Toujours sur la flottante chevelure noire ou blanche, sur le vaste front, le feutre à larges bords : toujours la chemise à col rabattu où se noue une Lavallière ; toujours la jaquette déboutonnée sur le gilet droit. Le poète est d’accueil familier, d’une patience inlassable, d’une humeur égale et gaie ; mais il y a de la majesté, de la grandeur dans sa simplicité — « la dignité des rois et des bergers », comme avait défini Lamartine. Certainement, d’instinct, il répugne à la petitesse du commérage et à l’autobiographie. Mais il lui a fallu le dessein arrêté, aussi, et l’énergie de débouter les indiscrets ; car les assauts à son intimité n’ont pas manqué.
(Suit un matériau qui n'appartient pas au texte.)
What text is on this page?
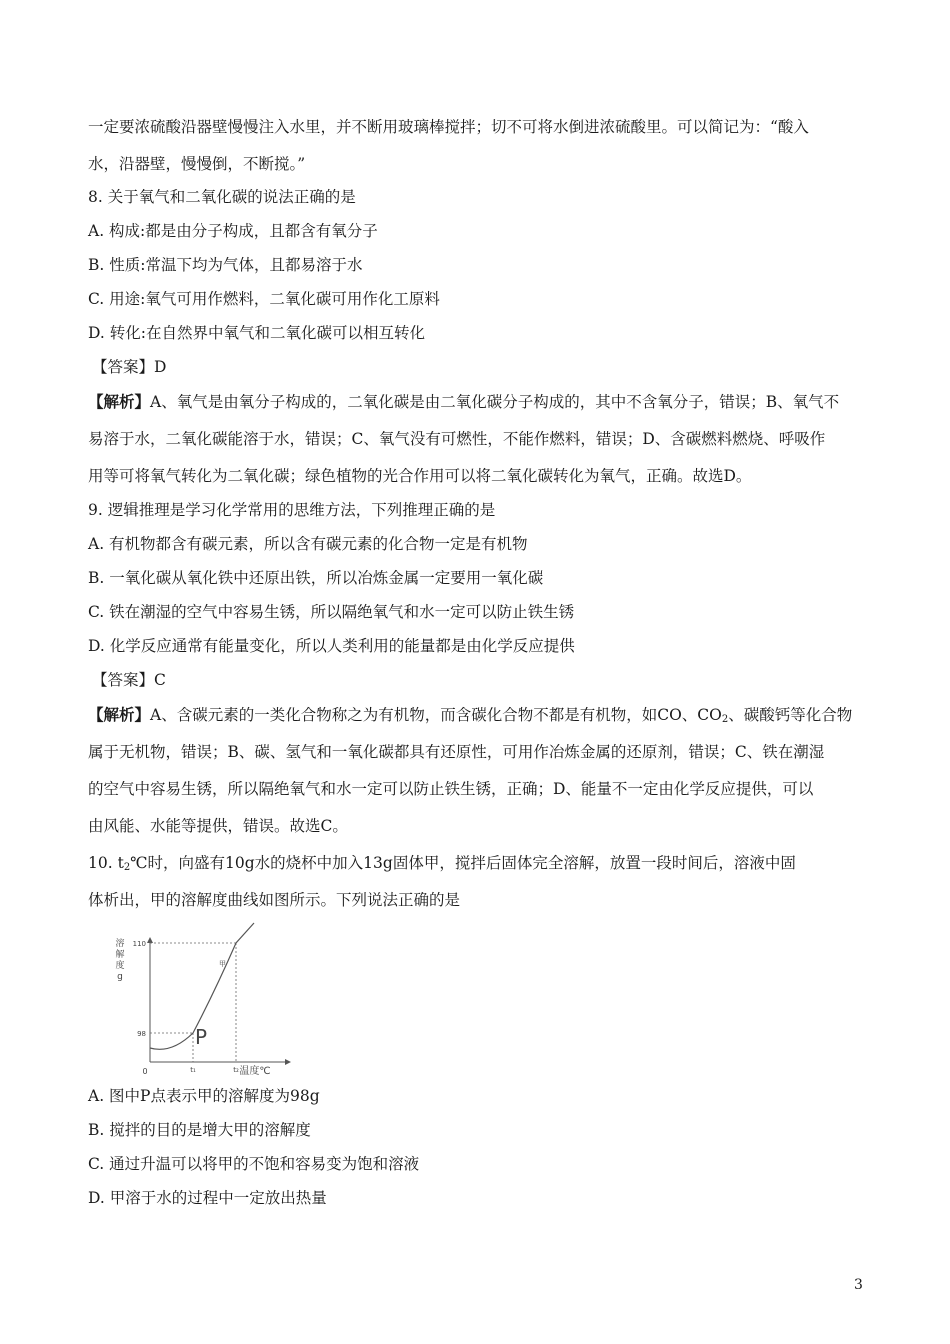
一定要浓硫酸沿器壁慢慢注入水里，并不断用玻璃棒搅拌；切不可将水倒进浓硫酸里。可以简记为：“酸入
水，沿器壁，慢慢倒，不断搅。”
8. 关于氧气和二氧化碳的说法正确的是
A. 构成:都是由分子构成，且都含有氧分子
B. 性质:常温下均为气体，且都易溶于水
C. 用途:氧气可用作燃料，二氧化碳可用作化工原料
D. 转化:在自然界中氧气和二氧化碳可以相互转化
【答案】D
【解析】A、氧气是由氧分子构成的，二氧化碳是由二氧化碳分子构成的，其中不含氧分子，错误；B、氧气不
易溶于水，二氧化碳能溶于水，错误；C、氧气没有可燃性，不能作燃料，错误；D、含碳燃料燃烧、呼吸作
用等可将氧气转化为二氧化碳；绿色植物的光合作用可以将二氧化碳转化为氧气，正确。故选D。
9. 逻辑推理是学习化学常用的思维方法，下列推理正确的是
A. 有机物都含有碳元素，所以含有碳元素的化合物一定是有机物
B. 一氧化碳从氧化铁中还原出铁，所以冶炼金属一定要用一氧化碳
C. 铁在潮湿的空气中容易生锈，所以隔绝氧气和水一定可以防止铁生锈
D. 化学反应通常有能量变化，所以人类利用的能量都是由化学反应提供
【答案】C
【解析】A、含碳元素的一类化合物称之为有机物，而含碳化合物不都是有机物，如CO、$CO_2$、碳酸钙等化合物
属于无机物，错误；B、碳、氢气和一氧化碳都具有还原性，可用作冶炼金属的还原剂，错误；C、铁在潮湿
的空气中容易生锈，所以隔绝氧气和水一定可以防止铁生锈，正确；D、能量不一定由化学反应提供，可以
由风能、水能等提供，错误。故选C。
10. $t_2℃$时，向盛有10g水的烧杯中加入13g固体甲，搅拌后固体完全溶解，放置一段时间后，溶液中固
体析出，甲的溶解度曲线如图所示。下列说法正确的是
溶
解
度
g
0	温度℃
98
110
t₁	t₂
甲
P
A. 图中P点表示甲的溶解度为98g
B. 搅拌的目的是增大甲的溶解度
C. 通过升温可以将甲的不饱和容易变为饱和溶液
D. 甲溶于水的过程中一定放出热量
3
Il fut bien embarrassé, lorsque de vieux amis et des admirateurs passionnés décidèrent l’érection de sa statue, d’autant plus que ce monument démesuré ne devait pas le satisfaire. Le sculpteur, M. Rivière, connu pour de jolies statuettes, manquait de moyens pour les pièces monumentales. Son Mistral ne rend guère l’admirable modèle déjà chargé d’immortalité, le poète ne pouvait laisser croire qu’il s’enorgueillissait de l’aventure. Vraiment, on eût dit qu’il allait prendre le train, canne à la main, le manteau sur le bras :

— Il manque la valise, fit Mistral.

Sur ce mot on dut bien admettre que le poète n’attachait point à ce jubilé cordial une importance délirante ; mais il n’ignore pas la vertu des fêtes et leur grâce efficace sur les foules ; il se laissa donc inaugurer par les blancs, et promouvoir commandeur de la Légion d’honneur par les rouges ; que l’on ne croie pas à quelque grossier équilibre, quoique Mistral ait été conseiller municipal sans interruption depuis qu’il est éligible, ce qui a valu à la mairie de Maillane une décoration du Capoulié Valère Bernard. Il ne fait pas de politique électorale, de politique qui eût jeté la discorde au camp félibréen. Il n’est pas indifférent à la chose publique. La République de 1848 le trouva lyrique et frémissant :

Réveillez-vous, enfants de la Gironde,

Et tressaillez, dans vos sépulcres froids.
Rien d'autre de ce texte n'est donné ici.